Bank wegen fehlerhafter Scheckbestätigung zu Schadensersatz verurteilt

bankrecht

Das OLG Frankfurt hat am 30.01.2007 eine Bank wegen fehlerhafter Scheckbestätigung zur Zahlung eines Schadensersatzes in Höhe von rund 40.000,00 € verurteilt. Der Kläger verkaufte seinen Pkw. Der Käufer zahlte den Kaufpreis mittels Scheck. Der Kläger reichte den Scheck am 16.11. bei seiner Bank ein. Am 19.11. wurden der Bank alle Schecks des Käufers als gestohlen gemeldet und von der Bank gesperrt (Schecksperre). Am 20.11. wandte sich der Kläger erneut an seine Bank. Ihm wurde bestätigt, dass die Einlösung des Schecks „unter banküblichem Vorbehalt“ erfolgen würde.

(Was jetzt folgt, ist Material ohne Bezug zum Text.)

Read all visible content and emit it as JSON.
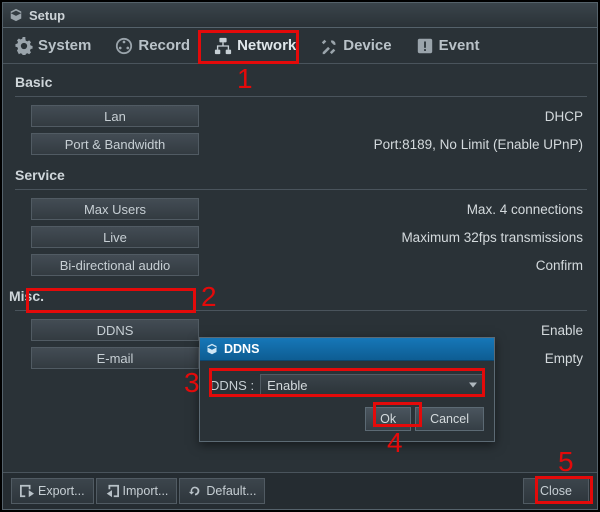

Zwei Tage später teilte die Bank mit, dass der Scheck nicht eingelöst wird. Das OLG Frankfurt stellt fest, dass die Bank bei Abgabe der Scheckbestätigung („unter banküblichem Vorbehalt“) verpflichtet war, sämtliche bei der Bank bekannten Umstände zu berücksichtigen. Der Kläger konnte bei seiner Anfrage erwarten und verlangen, dass die Bank alle verfügbaren geschäftlichen Kenntnisse berücksichtigt. Die Scheckbestätigung „unter banküblichem Vorbehalt“ beinhaltet die Feststellung, dass zum Zeitpunkt der Anfrage auf dem Konto Deckung in Höhe des Scheckbetrages vorhanden ist und dass die Bank sich die Prüfung der Scheckformalien, insbesondere die Unterschrift des Ausstellers, vorbehält. Die übliche Scheckbestätigung deckt jedoch nicht die unterlassene Weitergabe von Informationen, d. h. die Bank muss sich das Wissen nur eines Mitarbeiters über die Schecksperre wegen Diebstahls als Gesamtorganisation zurechnen lassen. Wäre dem nicht so, so würde die übliche Scheckbestätigung ohne Sinn sein. Fazit: Die Bank muss sich die nur einem Mitarbeiter bekannte Schecksperre zurechnen lassen. Gibt sie gleichwohl eine Scheckbestätigung „unter banküblichem Vorbehalt“ ab, so kann sie nachher nicht wegen der Schecksperre die Einlösung des Schecks verweigern.